Der Bescheid wird aufgehoben.
Der Bund (Bundesminister für Inneres) ist schuldig, dem Beschwerdeführer zuhanden seines Rechtsvertreters die mit € 1.962,-- bestimmten Verfahrenskosten binnen 14 Tagen bei sonstigem Zwang zu ersetzen.
Begründung
Entscheidungsgründe:
I. 1. Der Beschwerdeführer, ein Staatsangehöriger der Russischen Föderation, ist am 18.8.2002 aus der Slowakei kommend illegal in das Bundesgebiet eingereist. Sein am selben Tag gegenüber den Grenzüberwachungsorganen gestellter und beim Bundesasylamt am 20.8.2002 protokollierter Asylantrag wurde mit Bescheid vom 4.9.2002 gemäß §7 Asylgesetz 1997 (im Folgenden: AsylG) abgewiesen; gleichzeitig stellte das Bundesasylamt gemäß §8 AsylG die Unzulässigkeit der Zurückweisung, Zurückschiebung oder Abschiebung in die Russische Förderation fest.
Bereits am 18.8.2002 hatte die Bezirkshauptmannschaft Neusiedl/See über den Beschwerdeführer gemäß §61 Abs1 Fremdengesetz 1997 (im Folgenden: FrG) die Schubhaft zur Sicherung der Zurückschiebung verhängt. Mit Schriftsatz vom 12.9.2002 erhob der Beschwerdeführer Berufung gegen die Abweisung seines Asylantrags; am 13.9.2002 wurde er aus der Schubhaft entlassen.

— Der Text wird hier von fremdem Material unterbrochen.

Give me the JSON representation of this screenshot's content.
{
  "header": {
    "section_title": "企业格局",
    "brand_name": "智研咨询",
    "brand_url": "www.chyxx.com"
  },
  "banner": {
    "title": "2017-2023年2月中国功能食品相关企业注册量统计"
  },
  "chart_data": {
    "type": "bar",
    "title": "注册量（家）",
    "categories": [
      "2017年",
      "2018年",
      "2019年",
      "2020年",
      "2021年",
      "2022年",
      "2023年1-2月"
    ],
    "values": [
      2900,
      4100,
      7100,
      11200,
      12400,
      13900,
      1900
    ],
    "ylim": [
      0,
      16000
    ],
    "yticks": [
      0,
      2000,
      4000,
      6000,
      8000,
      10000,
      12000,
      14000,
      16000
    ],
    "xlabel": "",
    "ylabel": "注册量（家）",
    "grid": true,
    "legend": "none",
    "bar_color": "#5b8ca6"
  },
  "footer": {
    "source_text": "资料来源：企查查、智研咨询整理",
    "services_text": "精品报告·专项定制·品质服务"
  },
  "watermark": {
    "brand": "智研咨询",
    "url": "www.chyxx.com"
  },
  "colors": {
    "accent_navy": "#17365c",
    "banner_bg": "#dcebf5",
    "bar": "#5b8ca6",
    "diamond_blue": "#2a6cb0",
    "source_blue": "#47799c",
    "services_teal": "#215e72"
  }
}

2. Die (ebenfalls) am 12.9.2002 eingebrachte (Schubhaft-)Beschwerde gemäß §72 FrG wies der Unabhängige Verwaltungssenat Burgenland mit Bescheid vom 3.3.2003 als unbegründet ab.
Begründend wird in dem die Schubhaftbeschwerde abweisenden Bescheid ausgeführt, dass die Zurückschiebung eines Asylwerbers zwar unzulässig sei, ein Asylantrag jedoch nach der Judikatur des Verwaltungsgerichtshofes die Verhängung der Schubhaft nicht hindere. Anderes gelte nur für Asylwerber, die ihren Asylantrag iSd §21 Abs1 Z1 oder Z2 AsylG gestellt haben, ein solcher Fall liege jedoch nicht vor.

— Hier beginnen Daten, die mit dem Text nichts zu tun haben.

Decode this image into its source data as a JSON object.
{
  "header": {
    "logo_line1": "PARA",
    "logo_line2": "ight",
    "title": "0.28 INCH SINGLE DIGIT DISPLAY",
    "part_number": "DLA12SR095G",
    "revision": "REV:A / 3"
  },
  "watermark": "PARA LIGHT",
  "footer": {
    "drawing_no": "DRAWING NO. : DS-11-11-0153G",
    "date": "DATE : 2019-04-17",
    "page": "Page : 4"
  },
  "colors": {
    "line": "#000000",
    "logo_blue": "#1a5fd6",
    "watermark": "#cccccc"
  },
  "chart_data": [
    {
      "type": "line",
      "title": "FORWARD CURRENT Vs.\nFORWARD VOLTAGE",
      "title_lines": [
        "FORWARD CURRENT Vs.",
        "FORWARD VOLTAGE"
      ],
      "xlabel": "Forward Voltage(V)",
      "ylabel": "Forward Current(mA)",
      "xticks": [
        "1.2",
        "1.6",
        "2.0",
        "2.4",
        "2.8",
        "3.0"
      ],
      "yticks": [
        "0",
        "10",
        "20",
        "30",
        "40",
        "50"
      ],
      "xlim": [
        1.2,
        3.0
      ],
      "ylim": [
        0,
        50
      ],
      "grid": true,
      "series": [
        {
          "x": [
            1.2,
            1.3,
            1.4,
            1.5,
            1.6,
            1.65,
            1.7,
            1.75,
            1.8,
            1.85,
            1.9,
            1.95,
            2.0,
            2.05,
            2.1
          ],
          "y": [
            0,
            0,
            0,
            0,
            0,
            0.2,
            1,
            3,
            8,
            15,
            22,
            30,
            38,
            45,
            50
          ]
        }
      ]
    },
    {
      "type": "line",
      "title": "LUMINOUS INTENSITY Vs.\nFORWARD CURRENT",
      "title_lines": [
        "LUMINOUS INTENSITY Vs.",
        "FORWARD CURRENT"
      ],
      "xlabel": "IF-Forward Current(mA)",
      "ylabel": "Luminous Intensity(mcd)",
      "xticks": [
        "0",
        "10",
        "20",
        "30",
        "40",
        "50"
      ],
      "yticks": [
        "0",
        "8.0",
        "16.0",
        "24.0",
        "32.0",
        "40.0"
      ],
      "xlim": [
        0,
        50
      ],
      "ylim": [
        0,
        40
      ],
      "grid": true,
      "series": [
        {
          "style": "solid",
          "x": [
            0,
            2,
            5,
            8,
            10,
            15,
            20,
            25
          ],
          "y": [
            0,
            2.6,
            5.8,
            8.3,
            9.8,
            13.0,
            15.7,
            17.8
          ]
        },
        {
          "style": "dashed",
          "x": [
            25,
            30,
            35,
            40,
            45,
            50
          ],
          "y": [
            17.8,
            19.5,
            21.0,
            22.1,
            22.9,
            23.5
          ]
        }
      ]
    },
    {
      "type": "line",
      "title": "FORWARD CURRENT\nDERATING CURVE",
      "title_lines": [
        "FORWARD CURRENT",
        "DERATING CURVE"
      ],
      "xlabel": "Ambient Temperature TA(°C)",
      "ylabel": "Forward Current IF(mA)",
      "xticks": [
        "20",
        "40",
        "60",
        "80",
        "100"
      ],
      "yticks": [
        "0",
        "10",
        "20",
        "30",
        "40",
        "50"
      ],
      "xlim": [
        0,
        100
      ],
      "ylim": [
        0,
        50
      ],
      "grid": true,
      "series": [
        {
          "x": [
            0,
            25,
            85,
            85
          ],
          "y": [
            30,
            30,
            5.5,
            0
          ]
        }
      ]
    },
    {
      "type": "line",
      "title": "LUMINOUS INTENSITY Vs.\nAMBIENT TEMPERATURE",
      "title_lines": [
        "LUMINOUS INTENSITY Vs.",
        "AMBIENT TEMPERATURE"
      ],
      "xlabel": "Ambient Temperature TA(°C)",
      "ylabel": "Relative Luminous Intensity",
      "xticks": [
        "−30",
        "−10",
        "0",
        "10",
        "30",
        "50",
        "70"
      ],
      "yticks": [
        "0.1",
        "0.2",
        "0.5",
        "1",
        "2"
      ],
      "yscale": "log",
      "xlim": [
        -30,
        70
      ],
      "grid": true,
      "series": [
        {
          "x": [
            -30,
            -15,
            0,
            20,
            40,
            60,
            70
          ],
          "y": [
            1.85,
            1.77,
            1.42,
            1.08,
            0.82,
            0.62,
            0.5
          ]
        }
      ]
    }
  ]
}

Da eine Entscheidung über die Berufung gegen den negativen Asylbescheid "jedenfalls nicht aktenkundig" sei und "sohin eine rechtskräftige Anweisung iSd vom Beschwerdeführer angezogenen §15 Abs1 Asylgesetz" fehle, könne "auch nicht erkannt werden, inwieweit diese Vorschrift dem Beschwerdeführer helfen könnte und seine Inschubhafthaltung als rechtswidrig erscheinen ließe". Die Schubhaft habe der Zurückschiebung des Beschwerdeführers in die Slowakische Republik gedient. Seine Zurückweisung in die Russische Förderation sei nie beabsichtigter oder erklärter Zweck der Schubhaft gewesen; es sei daher "egal …, was das Bundesasylamt in seinem Bescheid vom 04.09.2002 diesbezüglich ausgesprochen hat".

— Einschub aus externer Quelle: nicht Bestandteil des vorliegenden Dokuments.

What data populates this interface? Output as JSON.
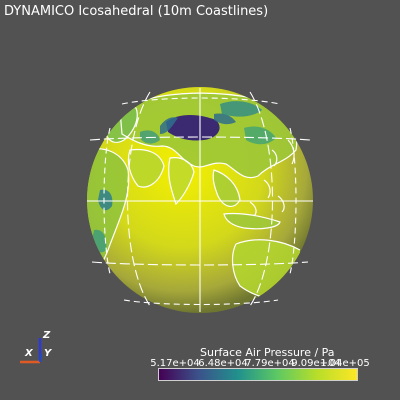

3. Gegen diesen Bescheid richtet sich die vorliegende, auf Art144 B-VG gestützte Beschwerde, in der die Verletzung der verfassungsgesetzlich gewährleisteten Rechte auf Freiheit und Sicherheit sowie auf Gleichbehandlung von Fremden untereinander behauptet und die kostenpflichtige Aufhebung des Bescheides beantragt wird.
4. Die belangte Behörde hat die Verwaltungsakten vorgelegt und eine Gegenschrift erstattet, in der sie dem Beschwerdevorbringen entgegentritt und die Abweisung der Beschwerde beantragt.
II. Der Verfassungsgerichtshof hat über die - zulässige - Beschwerde erwogen:
1. Der Bescheid einer Verwaltungsbehörde - wie hier des UVS -, mit dem darüber entschieden wird, ob eine Festnahme oder Anhaltung einer Person rechtmäßig war oder ist, verletzt das durch Art1 ff. des BVG über den Schutz der persönlichen Freiheit und durch Art5 EMRK verfassungsgesetzlich gewährleistete Recht auf Freiheit und Sicherheit (persönliche Freiheit), wenn er gegen die verfassungsgesetzlich festgelegten Erfordernisse der Festnahme bzw. Anhaltung verstößt, wenn er in Anwendung eines verfassungswidrigen, insbesondere den genannten Verfassungsvorschriften widersprechenden Gesetzes, wenn er gesetzlos oder in denkunmöglicher Anwendung einer verfassungsrechtlich unbedenklichen Rechtsgrundlage ergangen ist; ein Fall, der nur dann vorläge, wenn die Behörde einen so schweren Fehler begangen hätte, dass dieser mit Gesetzlosigkeit auf eine Stufe zu stellen wäre (VfSlg. 13.708/1994).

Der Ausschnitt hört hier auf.